17 août 2003
Le cancer lui fermait la porte sur une mort accidentelle elle avait l’impression de le porter en elle. Même si cette mort naturelle serait violente. Dès le jour de l’annonce de sa présence, elle ne pouvait plus se cacher que la situation était perdue. Il ne s’agissait plus de vivre dans l’espoir et les subterfuges. La sagesse lui semblait venir davantage du temps qu’il lui restait à vivre plutôt que de celui qu’elle avait déjà vécu. Le cancer était le chemin de l’acceptation de son humanité et elle penchait pour soustraire ce mal qui était le sien à la manipulation humaine. Une réflexion pour avancer aux côtés du cancer lui paraissait inévitable en voulant bien apprécier juste pour cette fois Friedrich Nietzsche lorsqu’il écrivait dans le Crépuscule des idoles que « Ce qui ne me tue pas me rend plus fort. »

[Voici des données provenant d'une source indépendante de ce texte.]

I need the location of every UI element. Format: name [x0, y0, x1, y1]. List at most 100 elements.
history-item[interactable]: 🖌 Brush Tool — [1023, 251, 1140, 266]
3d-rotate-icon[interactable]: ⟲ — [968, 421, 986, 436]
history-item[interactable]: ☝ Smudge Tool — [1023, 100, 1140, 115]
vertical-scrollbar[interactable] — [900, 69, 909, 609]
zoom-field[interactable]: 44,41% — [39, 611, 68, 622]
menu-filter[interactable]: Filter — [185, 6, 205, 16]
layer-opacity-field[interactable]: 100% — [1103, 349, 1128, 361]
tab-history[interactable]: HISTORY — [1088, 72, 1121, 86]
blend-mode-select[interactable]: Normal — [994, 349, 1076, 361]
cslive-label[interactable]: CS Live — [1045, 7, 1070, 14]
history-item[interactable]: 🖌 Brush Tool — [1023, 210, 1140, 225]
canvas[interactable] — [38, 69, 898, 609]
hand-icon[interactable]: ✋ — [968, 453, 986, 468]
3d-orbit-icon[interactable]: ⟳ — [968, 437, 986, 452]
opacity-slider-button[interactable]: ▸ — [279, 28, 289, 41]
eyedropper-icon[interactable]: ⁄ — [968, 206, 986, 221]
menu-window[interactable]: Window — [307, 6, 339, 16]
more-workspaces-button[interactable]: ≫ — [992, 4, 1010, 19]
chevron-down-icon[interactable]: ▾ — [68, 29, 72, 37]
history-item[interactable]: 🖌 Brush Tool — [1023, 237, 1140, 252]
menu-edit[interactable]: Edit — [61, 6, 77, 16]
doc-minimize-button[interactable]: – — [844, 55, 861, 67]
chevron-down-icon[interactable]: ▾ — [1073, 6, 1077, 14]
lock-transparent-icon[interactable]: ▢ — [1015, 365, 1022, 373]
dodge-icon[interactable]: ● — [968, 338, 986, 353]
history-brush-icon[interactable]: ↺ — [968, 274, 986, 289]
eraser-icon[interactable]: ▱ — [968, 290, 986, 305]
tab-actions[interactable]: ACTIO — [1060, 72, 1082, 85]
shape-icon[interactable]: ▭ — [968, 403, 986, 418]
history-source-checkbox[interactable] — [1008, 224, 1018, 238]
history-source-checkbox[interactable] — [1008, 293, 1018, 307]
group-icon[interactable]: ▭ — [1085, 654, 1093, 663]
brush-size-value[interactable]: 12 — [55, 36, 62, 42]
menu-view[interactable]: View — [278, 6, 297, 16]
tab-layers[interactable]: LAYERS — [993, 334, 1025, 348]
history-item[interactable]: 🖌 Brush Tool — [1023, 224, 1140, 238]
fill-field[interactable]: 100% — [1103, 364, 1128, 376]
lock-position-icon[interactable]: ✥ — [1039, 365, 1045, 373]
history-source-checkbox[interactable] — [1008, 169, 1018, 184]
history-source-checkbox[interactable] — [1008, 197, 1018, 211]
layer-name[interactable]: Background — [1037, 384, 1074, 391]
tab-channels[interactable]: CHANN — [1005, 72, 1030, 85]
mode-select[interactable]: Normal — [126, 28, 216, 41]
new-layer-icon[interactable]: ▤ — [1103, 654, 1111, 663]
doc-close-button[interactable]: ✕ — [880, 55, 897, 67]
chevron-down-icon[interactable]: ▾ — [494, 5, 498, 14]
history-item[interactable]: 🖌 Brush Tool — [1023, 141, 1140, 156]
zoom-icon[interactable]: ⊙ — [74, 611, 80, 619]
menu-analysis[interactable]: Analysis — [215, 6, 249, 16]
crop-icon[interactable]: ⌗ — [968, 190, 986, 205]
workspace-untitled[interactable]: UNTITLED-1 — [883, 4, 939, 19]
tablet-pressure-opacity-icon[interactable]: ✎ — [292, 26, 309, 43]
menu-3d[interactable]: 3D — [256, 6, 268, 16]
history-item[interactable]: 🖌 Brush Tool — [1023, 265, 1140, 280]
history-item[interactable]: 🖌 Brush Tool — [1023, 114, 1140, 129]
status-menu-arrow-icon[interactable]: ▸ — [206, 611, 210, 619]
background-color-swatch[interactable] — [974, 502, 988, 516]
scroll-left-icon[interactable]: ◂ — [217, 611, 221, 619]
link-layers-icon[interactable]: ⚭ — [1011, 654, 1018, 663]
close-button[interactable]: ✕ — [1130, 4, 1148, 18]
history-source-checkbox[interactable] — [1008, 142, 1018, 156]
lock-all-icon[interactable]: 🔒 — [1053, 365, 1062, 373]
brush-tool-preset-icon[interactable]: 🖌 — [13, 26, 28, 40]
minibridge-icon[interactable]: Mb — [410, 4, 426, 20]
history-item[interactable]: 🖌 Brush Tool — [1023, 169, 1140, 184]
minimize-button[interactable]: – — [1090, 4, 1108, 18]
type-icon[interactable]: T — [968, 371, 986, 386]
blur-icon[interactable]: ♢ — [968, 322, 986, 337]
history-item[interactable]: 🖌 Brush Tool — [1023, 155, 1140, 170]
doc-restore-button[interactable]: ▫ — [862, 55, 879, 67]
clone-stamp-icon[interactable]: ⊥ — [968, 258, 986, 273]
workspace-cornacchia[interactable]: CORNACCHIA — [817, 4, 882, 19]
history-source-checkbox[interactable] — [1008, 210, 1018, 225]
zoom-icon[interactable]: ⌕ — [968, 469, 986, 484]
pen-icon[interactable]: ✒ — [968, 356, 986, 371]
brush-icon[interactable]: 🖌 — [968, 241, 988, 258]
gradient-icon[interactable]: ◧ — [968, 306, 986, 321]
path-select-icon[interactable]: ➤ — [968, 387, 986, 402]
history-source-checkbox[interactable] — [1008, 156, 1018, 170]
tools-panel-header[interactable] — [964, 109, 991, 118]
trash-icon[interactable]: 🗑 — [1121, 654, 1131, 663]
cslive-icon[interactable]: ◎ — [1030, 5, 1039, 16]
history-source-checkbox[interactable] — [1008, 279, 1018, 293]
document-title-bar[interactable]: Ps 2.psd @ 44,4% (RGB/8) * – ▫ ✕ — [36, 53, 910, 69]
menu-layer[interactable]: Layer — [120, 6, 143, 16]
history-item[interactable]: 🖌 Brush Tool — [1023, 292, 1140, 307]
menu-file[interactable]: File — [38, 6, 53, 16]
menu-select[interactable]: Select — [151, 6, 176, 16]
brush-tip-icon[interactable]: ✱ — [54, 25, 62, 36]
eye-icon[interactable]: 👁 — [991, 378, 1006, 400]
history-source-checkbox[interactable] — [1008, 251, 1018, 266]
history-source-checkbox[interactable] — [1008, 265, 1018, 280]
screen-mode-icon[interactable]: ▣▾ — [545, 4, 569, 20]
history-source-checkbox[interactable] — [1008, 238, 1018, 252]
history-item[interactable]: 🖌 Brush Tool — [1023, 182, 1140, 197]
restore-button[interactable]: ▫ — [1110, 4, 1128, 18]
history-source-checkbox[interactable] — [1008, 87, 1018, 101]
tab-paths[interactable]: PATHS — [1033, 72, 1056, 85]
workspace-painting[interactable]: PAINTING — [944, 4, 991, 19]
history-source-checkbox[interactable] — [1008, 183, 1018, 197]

Pour le coup, sans qu’elle l’ait souhaité, s’établissait un lien, pour le meilleur et pour le pire. Camille n’avait pas dit oui, même si elle ne pouvait dire non. Une fois encore, elle n’avait pas le choix.
Tout en elle allait vers une conscience intellectuelle de la maladie et éludait le retranchement dans un système de soin. À ses yeux, le silence, les non-réponses étaient la source du cancer. Il était la conséquence visible du travail de sape du cortège de sentiments de culpabilité. Le viol en était une cause sans doute : elle l’avait tortillé dans tous les sens en restant bien certaine que son grand Amour l’avait relevé de la destruction qu’il ne pouvait demeurer responsable de la maladie. Le souci à présent était que le viol ne l’avait pas détruite. Il lui avait même donné une force et une grande maturité, mais la trahison ne passait pas. La distance oubliait de s’imposer. Le silence, leur mutisme, celui de Georg et le sien aussi, la pause qu’elle s’infligeait, la paix qu’il lui imposait, s’étaient changés en instrument de torture qui se retournait contre elle.